Frequently asked questions

Are American Bulldogs hard to rehome?
Harder than their temperament deserves, and for reasons outside the dog. The applicant pool for a big, strong, restricted-list breed is narrower because many otherwise good homes fail the lease, insurance, or bylaw check. Plan for several weeks to a couple of months, start early, and screen for the active, big-dog-experienced home rather than the fastest applicant.
Is an American Bulldog the same as an English Bulldog?
No, and the difference is the reason many of these dogs get surrendered. The American Bulldog is a tall, athletic farm-utility breed that needs daily exercise and real training; the English Bulldog is a short, low-exercise companion. If you are rehoming because you expected the couch version, say so in the listing. It is one of the most common American Bulldog stories there is, and the honest framing helps the next home self-select correctly.
Do breed restrictions apply to American Bulldogs?
Often, yes. Many landlord, condo, and insurer breed lists name the American Bulldog directly, and look-alike or "substantially similar" clauses can capture the breed even where it is not named. Rules vary by province and municipality, so verify the adopter's lease, insurance, and local bylaw in writing before handover. Our pit bull rehoming guide covers the full housing framework, and it applies to this breed almost unchanged.
My American Bulldog is dog-selective. Can I still rehome him?
Yes, with full disclosure. Dog-to-dog selectivity, especially same-sex, is common in the breed, and experienced bully-breed adopters expect the possibility; what they need is your dog's specifics, including any incidents and their circumstances. Screen toward only-dog homes or homes with an easygoing opposite-sex resident dog, and say the requirement plainly in the listing. At this size, the honest version is a safety disclosure.
Should I charge a rehoming fee for my American Bulldog?
Yes. Free listings for powerful bully-type breeds attract people who want them for breeding, guarding, or worse. A fee of a few hundred dollars combined with a vet reference and an honest conversation filters those people out and selects for the informed, active home the breed needs. Donate it to a bully-breed rescue afterward if you prefer.

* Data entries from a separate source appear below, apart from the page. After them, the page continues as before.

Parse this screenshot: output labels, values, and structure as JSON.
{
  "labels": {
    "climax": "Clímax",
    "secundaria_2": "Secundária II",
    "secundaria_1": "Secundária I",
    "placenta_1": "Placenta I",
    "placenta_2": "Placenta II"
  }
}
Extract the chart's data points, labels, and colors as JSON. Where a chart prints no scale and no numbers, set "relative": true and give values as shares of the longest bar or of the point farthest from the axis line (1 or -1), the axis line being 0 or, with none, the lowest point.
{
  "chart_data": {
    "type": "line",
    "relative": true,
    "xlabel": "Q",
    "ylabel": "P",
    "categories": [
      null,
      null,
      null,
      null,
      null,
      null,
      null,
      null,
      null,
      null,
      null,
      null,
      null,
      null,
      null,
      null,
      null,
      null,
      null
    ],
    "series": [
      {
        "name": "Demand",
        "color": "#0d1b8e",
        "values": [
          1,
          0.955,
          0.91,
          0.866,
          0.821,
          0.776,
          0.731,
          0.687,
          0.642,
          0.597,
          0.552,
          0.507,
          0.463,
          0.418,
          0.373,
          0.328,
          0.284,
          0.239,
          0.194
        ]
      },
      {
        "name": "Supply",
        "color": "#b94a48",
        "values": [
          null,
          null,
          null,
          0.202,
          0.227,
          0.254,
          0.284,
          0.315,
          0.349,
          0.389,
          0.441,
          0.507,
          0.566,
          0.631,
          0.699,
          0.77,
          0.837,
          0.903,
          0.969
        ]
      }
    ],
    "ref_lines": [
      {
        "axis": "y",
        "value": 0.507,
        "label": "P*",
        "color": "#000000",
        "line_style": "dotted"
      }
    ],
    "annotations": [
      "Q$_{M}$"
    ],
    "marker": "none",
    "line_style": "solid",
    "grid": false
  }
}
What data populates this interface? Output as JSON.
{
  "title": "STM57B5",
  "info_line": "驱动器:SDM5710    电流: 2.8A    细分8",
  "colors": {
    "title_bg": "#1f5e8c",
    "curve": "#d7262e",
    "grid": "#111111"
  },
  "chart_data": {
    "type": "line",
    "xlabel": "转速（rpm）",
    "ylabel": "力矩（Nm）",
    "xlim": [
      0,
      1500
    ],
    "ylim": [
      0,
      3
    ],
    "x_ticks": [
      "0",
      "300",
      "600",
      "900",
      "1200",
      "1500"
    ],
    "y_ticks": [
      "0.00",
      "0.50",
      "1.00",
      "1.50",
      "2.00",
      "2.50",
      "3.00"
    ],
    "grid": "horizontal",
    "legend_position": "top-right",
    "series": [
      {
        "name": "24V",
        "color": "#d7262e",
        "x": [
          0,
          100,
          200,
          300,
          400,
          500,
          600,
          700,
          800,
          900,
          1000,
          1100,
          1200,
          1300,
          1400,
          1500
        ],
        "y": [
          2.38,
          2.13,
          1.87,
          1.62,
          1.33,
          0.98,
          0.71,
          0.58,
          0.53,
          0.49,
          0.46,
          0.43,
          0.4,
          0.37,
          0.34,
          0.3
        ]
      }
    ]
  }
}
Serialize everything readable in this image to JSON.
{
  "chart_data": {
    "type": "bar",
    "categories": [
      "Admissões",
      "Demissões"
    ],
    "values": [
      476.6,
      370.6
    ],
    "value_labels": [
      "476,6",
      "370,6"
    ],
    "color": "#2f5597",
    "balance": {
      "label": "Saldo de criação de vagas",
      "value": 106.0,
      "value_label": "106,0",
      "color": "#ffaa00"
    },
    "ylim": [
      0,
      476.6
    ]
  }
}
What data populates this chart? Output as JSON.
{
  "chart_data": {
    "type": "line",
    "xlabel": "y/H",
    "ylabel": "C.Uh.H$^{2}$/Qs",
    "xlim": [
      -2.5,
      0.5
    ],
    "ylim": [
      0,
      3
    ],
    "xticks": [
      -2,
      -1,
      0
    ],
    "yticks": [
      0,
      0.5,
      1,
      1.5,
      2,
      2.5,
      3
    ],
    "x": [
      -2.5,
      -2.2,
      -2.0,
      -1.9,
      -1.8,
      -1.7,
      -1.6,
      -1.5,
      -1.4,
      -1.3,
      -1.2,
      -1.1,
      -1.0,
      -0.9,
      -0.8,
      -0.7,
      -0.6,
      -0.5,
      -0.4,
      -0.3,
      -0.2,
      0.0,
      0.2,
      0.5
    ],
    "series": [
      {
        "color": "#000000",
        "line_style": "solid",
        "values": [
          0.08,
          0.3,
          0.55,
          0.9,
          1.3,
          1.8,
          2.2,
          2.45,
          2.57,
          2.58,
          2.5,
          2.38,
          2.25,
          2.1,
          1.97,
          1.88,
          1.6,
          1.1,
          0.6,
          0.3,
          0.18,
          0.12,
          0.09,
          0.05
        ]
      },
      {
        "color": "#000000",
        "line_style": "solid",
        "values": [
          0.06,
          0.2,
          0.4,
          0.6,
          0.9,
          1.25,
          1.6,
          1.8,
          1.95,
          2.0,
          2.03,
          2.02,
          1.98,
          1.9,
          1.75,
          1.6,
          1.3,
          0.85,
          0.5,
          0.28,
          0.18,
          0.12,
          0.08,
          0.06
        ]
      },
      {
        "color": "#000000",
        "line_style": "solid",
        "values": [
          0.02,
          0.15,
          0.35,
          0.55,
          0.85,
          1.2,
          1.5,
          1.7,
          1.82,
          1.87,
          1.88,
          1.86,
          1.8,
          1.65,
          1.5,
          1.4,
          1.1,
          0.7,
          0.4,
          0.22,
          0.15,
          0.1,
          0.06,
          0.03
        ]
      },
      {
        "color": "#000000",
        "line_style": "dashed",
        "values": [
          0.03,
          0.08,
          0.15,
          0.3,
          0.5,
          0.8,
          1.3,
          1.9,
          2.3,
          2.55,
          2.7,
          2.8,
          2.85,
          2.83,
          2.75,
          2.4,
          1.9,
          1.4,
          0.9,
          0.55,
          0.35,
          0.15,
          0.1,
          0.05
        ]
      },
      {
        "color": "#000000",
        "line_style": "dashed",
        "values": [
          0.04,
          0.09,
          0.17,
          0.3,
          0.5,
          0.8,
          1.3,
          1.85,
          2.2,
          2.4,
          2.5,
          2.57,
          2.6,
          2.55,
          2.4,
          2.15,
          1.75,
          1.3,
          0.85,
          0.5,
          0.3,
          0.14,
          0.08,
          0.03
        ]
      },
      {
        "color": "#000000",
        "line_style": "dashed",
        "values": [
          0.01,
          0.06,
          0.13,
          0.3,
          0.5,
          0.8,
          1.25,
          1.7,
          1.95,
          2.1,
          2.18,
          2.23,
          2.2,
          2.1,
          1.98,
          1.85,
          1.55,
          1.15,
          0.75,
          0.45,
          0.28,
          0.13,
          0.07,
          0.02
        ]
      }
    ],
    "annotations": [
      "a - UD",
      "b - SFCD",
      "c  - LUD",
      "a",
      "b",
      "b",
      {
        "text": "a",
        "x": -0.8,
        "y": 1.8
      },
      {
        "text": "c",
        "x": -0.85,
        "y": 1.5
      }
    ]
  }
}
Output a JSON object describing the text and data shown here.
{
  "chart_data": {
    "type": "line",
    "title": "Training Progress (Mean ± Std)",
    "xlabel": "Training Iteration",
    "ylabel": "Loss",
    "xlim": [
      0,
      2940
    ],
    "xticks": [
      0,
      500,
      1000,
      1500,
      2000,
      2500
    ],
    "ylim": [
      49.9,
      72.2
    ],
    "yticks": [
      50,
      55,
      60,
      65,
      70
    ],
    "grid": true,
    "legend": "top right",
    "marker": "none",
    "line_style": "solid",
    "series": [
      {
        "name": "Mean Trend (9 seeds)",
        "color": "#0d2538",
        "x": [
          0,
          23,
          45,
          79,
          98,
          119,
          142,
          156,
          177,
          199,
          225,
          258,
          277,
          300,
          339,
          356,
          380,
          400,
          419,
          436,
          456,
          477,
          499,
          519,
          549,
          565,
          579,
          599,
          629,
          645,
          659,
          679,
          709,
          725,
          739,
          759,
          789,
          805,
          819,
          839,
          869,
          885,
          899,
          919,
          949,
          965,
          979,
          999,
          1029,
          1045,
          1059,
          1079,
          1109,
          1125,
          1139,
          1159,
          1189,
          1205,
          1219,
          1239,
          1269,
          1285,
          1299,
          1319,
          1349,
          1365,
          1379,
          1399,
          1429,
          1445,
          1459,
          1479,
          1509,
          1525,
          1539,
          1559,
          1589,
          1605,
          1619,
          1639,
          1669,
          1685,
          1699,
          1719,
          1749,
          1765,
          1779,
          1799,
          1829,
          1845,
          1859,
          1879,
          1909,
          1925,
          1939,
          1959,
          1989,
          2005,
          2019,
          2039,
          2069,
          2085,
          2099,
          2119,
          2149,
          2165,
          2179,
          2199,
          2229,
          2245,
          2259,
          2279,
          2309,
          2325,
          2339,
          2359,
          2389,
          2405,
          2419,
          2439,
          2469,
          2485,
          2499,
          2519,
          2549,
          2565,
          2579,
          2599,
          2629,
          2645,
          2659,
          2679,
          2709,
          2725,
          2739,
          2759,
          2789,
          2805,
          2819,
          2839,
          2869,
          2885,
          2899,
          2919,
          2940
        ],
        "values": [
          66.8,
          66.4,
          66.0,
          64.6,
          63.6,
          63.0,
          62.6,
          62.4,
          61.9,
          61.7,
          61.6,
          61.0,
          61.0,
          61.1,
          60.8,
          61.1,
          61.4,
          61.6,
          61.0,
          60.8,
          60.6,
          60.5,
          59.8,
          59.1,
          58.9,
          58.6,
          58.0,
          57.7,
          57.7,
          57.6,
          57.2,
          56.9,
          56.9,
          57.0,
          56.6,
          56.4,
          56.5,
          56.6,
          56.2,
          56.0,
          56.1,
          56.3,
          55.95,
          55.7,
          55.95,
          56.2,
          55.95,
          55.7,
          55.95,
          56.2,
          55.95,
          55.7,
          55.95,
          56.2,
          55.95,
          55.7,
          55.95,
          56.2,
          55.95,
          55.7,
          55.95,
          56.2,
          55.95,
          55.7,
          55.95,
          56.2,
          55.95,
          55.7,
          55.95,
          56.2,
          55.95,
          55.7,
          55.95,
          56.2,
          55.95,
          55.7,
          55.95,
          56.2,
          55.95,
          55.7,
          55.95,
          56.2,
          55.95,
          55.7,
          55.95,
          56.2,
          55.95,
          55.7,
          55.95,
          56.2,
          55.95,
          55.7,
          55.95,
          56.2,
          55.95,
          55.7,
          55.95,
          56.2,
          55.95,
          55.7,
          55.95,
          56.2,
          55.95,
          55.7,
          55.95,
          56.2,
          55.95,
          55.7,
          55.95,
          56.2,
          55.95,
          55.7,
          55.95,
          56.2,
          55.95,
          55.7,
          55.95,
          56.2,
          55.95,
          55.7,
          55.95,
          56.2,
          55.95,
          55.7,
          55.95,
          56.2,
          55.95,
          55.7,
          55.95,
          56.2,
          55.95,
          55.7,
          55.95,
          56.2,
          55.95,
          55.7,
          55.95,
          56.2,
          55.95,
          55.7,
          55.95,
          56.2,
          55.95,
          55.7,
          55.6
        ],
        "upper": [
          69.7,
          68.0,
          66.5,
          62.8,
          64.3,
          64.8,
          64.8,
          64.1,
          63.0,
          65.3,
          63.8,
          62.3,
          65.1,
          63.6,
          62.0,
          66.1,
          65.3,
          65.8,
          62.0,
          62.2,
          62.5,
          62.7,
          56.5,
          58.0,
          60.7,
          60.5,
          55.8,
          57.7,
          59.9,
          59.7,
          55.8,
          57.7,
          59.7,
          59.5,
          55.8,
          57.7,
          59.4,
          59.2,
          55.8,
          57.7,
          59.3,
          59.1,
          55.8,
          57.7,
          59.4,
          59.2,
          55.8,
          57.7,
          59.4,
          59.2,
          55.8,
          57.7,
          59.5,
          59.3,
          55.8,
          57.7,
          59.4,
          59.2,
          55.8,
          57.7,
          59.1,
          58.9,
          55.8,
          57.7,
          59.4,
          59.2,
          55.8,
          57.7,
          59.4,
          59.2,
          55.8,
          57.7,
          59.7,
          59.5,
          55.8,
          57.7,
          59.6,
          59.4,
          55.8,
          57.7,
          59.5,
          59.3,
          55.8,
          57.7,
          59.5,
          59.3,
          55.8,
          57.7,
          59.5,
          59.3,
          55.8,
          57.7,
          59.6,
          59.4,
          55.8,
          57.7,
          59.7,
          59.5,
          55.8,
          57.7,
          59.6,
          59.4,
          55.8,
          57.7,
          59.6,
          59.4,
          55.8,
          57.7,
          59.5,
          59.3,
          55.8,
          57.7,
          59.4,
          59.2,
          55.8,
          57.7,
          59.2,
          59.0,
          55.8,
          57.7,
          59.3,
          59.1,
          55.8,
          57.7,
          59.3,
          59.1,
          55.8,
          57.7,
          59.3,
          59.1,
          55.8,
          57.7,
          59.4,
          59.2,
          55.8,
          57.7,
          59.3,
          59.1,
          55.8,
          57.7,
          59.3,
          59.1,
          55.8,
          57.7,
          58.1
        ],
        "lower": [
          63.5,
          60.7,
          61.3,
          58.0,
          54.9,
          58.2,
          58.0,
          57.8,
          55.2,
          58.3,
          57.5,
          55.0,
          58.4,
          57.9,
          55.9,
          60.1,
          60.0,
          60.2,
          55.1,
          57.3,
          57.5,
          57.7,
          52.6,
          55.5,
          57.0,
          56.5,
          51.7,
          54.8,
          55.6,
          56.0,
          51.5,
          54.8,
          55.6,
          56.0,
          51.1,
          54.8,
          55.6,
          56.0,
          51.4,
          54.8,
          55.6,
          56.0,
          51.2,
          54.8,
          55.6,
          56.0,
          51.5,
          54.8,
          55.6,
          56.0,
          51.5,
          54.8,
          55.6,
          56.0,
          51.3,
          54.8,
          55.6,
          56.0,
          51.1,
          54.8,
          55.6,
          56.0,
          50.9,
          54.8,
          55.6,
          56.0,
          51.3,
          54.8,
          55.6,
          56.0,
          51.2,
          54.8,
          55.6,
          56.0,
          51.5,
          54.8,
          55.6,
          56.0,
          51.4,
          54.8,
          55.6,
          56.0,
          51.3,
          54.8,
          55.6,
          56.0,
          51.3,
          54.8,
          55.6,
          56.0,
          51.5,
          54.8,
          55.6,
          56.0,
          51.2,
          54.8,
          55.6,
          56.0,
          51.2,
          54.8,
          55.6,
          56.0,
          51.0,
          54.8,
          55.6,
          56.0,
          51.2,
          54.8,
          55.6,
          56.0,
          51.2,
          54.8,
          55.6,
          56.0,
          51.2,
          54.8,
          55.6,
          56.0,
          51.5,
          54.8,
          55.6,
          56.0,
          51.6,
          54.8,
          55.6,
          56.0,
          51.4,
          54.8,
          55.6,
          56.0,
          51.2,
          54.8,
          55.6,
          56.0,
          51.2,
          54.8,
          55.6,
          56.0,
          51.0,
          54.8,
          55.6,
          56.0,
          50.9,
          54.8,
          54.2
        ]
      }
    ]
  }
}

What if I cannot find an adopter?
Do not lower the screening; widen the search. Refresh the photos, get specific about what the dog is actually like to live with, share the listing with your vet clinic and any trainers you have used, and contact bully-breed and all-breed rescues with big-dog fosters early, because waitlists move. Our can't-find-an-adopter guide walks through the full playbook, including the options that are still safer than a shelter surrender.
How long does it take to rehome an American Bulldog?
Plan for several weeks to a couple of months. The housing and insurance filter is what slows it down, not a lack of interest in a friendly dog, so verifying those early with each serious applicant is what keeps the timeline reasonable and the placement permanent.